You can probably see already that I wasn't a fan of the modernization either. It's not that I needed them to speak Shakespearean English: quite the opposite, in fact. The texting was fully unintelligible, and nothing will convince me it was authentic to the way teens texted in 2011. But these were modern characters speaking to each other in a modern context. Side characters had names like Kim and Lauren and Zara. The author says this was an intentional choice to create a distinction between the Hamlet world and Ophelia's outside world, but it just made the book feel disjointed and awkward. Especially when the characters would slip into Shakespearean language from the original script, which never felt well-integrated.


It felt exceptionally lazy. Instead of awkwardly shoving in the language that made sense when Shakespeare wrote it, why not reimagine it to fit your own characters in their unique contexts? Take the "to be or not to be" soliloquy. In this book, Hamlet is scribbling the phrases "to be" and "not to be" on a piece of paper; when questioned, he goes on to share the rest of the speech in awkwardly re-written modern language. The author says that she had him writing the iconic phrase because "having him say it out loud sounded too clunky" (from the Author's Note), but the whole thing felt clunky. What does the phrase "to be or not to be" mean to this 2011-Frat Bro-Hamlet other than it was something Hamlet-Proper said? Instead of jamming in the phrase just because it is iconic, it would've been a more powerful scene if the author had done genuine character work to understand This Hamlet, because it's not the words he says that people connect to, it's the message.


This is just one example: there are a good hand-full of times that language from the play is mashed directly into the story, and it never comes across well. Unfortunately, I imagine this is because the author had zero faith in her readers. Again, in the author's note she admitted that she felt the need to immediately follow another phrase with its colloquial translation "so readers knew what I meant." But people have been reading/viewing and understanding "Hamlet" for literal centuries. I do not need Hamlet dumbed down for me, and neither do the teenagers who are in the target demographic for this book (trust me: they're all reading it in school right now). It's not only an insult to your readers, it's an insult to the source material, which is never something you want to see from a retelling.


The most obvious change from the original play is that Ophelia gets to live in this one. And good for her! Truly! I just wish it had been done in a way that also made the character feel more whole, with real depth — something that the author criticizes Shakespeare for failing to do (a take that I strongly disagree with, but I digress). Ophelia may have gotten to live, but she was absent from most of the crucial scenes. This is excusable in the play, where she's a side character, but this is meant to be her story. Hamlet makes and executes plans and she only gets to be present for the fallback, her father dies in a different room and her entire arc surrounding that takes place isolated in a locked room, and — most unforgivably — she is absent for the whole climax of the book. Since she is meant to be dead at this point, she is in hiding, which means the whole mass murder scene happens while she is basically on Facetime, and she gets cut off before anyone dies. Never mind this being a retelling: that's unacceptable for any novel.

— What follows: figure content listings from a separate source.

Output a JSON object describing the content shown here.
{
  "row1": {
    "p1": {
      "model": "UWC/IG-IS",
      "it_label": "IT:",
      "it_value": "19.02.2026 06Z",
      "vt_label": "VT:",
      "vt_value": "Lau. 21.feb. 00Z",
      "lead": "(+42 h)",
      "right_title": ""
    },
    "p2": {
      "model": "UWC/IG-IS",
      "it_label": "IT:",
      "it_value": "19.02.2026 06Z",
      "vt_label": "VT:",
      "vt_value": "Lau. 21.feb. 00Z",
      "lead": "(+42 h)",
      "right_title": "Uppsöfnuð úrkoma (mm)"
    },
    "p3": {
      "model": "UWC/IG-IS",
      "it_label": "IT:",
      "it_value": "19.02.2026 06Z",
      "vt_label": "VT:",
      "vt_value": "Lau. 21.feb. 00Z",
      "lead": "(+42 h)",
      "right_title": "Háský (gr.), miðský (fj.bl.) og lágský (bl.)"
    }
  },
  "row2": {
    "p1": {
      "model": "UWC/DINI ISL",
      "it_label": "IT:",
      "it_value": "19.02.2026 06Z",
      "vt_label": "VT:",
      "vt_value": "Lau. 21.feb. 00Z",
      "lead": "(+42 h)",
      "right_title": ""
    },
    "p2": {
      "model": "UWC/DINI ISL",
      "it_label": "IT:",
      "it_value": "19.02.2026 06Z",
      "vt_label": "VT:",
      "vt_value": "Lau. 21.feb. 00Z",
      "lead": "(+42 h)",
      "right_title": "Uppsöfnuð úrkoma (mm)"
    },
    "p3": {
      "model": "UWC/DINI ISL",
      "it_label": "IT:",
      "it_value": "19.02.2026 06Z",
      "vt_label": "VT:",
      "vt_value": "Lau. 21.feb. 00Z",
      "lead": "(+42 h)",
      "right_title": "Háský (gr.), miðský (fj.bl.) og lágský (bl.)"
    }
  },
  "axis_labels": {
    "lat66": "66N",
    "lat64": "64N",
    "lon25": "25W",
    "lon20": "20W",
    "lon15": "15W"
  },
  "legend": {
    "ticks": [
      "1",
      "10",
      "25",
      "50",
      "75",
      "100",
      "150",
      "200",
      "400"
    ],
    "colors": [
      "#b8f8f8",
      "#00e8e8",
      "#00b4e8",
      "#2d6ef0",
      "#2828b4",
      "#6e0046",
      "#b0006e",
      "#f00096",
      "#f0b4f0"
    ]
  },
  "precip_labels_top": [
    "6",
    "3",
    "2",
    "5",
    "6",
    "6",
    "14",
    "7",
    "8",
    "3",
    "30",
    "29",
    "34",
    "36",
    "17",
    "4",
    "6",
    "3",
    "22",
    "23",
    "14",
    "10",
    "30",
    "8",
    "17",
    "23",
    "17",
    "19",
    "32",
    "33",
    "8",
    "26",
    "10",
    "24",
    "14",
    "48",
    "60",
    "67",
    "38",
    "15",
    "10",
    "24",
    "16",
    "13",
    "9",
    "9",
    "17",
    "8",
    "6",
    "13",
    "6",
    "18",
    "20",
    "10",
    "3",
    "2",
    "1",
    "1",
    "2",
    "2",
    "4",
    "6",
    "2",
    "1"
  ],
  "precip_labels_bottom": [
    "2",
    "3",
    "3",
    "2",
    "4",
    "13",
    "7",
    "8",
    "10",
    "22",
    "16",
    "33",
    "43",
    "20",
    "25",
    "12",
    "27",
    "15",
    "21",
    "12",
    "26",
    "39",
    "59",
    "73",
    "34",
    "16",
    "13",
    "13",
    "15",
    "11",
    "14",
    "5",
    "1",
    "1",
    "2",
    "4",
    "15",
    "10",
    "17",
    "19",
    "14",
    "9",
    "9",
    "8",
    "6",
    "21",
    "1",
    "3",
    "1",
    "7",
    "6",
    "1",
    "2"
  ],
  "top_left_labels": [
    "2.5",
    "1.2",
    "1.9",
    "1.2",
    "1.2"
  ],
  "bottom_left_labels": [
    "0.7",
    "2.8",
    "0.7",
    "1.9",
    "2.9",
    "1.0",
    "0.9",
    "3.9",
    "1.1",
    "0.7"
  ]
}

Honestly, everything about this book felt soulless and empty. This book didn't add anything new to the conversation surrounding Hamlet and Ophelia. It overexplained Shakespeare while disregarding the themes of suicide, power, complicated relationships, and madness that drew people to the original play in the first place. It seemed like the author simply didn't like "Hamlet" and was convinced she could write a better version. But if you're putting yourself in a writing competition with Shakespeare, you're always going to lose. Have some faith in your readers and tell the story you actually want to tell.